Adeyemi had arrived about an hour before, with a large entourage and her own security detail, dressed in spectacular Nigerian kitenge dress, printed in a stunning black-and-white geometric pattern with bright-colored borders, and wearing a shimmering orange silk scarf wound around her head. She was tall, stately, dignified, and remarkably young given all her achievements, and Attiah was thrilled by her charisma.
Thousands had come to greet her as she passed through the lobby to cheering and the tossing of yellow roses, her signature flower. It was a shame, Attiah thought, that Dr. Adeyemi, a prominent Christian, had been forced to travel with such a large group of armed security guards, due to a fatwa, death threats, and even an assassination attempt.
Attiah had helped keep the respectful crowd in check behind velvet ropes as Dr. Adeyemi had passed through. She had been inside the hall now for an hour, giving a speech on HIV/AIDS and pleading for more funding from world governments for the string of HIV clinics she had established across West Africa.
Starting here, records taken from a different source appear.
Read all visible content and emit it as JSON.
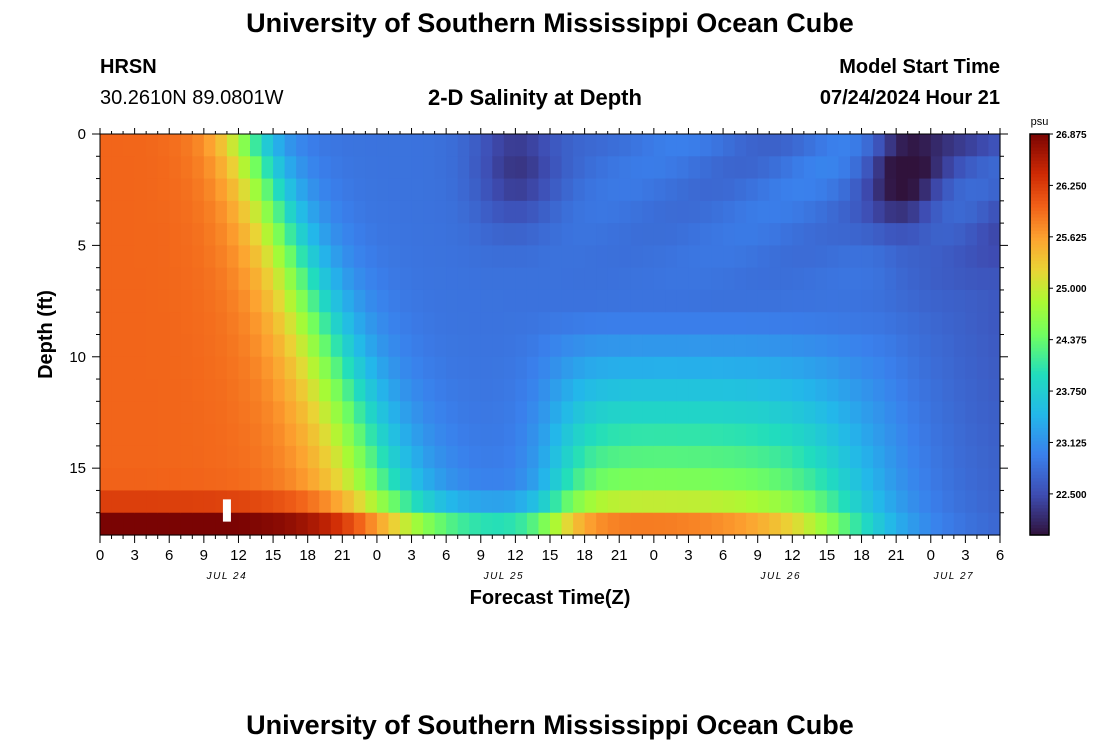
{
  "header": {
    "title_top": "University of Southern Mississippi Ocean Cube",
    "station": "HRSN",
    "coords": "30.2610N  89.0801W",
    "chart_title": "2-D Salinity at Depth",
    "model_label": "Model Start Time",
    "model_time": "07/24/2024 Hour 21",
    "title_bottom": "University of Southern Mississippi Ocean Cube"
  },
  "chart_data": {
    "type": "heatmap",
    "title": "2-D Salinity at Depth",
    "xlabel": "Forecast Time(Z)",
    "ylabel": "Depth (ft)",
    "x_range_hours": [
      0,
      78
    ],
    "x_tick_step_hours": 3,
    "x_tick_labels": [
      "0",
      "3",
      "6",
      "9",
      "12",
      "15",
      "18",
      "21",
      "0",
      "3",
      "6",
      "9",
      "12",
      "15",
      "18",
      "21",
      "0",
      "3",
      "6",
      "9",
      "12",
      "15",
      "18",
      "21",
      "0",
      "3",
      "6"
    ],
    "date_labels": [
      {
        "label": "JUL 24",
        "hour": 11
      },
      {
        "label": "JUL 25",
        "hour": 35
      },
      {
        "label": "JUL 26",
        "hour": 59
      },
      {
        "label": "JUL 27",
        "hour": 74
      }
    ],
    "ylim": [
      0,
      18
    ],
    "y_inverted": true,
    "y_ticks": [
      0,
      5,
      10,
      15
    ],
    "y_tick_labels": [
      "0",
      "5",
      "10",
      "15"
    ],
    "colorbar_unit": "psu",
    "colorbar_range": [
      22.0,
      26.875
    ],
    "colorbar_ticks": [
      "26.875",
      "26.250",
      "25.625",
      "25.000",
      "24.375",
      "23.750",
      "23.125",
      "22.500"
    ],
    "colorbar_tick_values": [
      26.875,
      26.25,
      25.625,
      25.0,
      24.375,
      23.75,
      23.125,
      22.5
    ],
    "description": "Salinity (psu) vs forecast hour (x) and depth in ft (y). Values approximated from the visible color field.",
    "cursor_marker_hour": 11
  },
  "colors": {
    "axis": "#000000",
    "marker": "#ffffff"
  }
}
He couldn’t see her, but the speech was being broadcast live into the lobby for the general public to listen. Adeyemi spoke eloquently in English about the work of her clinics and the remarkable decline in new HIV infections due to her organization’s efforts. Thousands of lives had been spared because of her clinics, which provided not just lifesaving drugs but also educational programs. All this, however, had made her a target of Boko Haram, who claimed that her clinics were a Western plot to sterilize Muslim women, and who had bombed several of them.
The General Assembly loved the speech, interrupting many times to applaud. Here was something purely good, Attiah thought; something every nation could agree on.
Attiah could hear the speech winding up. Now Dr. Adeyemi’s vibrant voice was reaching a crescendo of expression, calling on the world to pledge to eradicate HIV/AIDS as it had smallpox. It was possible. It would take money, dedication, and education on the part of the governments of the world — but it was within reach.
More cheering, and she concluded to a rousing standing ovation. Attiah braced himself for the surge about to enter the lobby. Soon the doors opened and the foreign delegations, dignitaries, press, and guests streamed out, followed by Adeyemi and her entourage of Nigerian politicians, doctors, and social workers. The group was surrounded by her security contingent. What a world this was, Attiah thought, that even a saint such as her had enemies. But that was the way it was, and the security around her was tight as a drum, even on top of the United Nations’ highly trained DSS.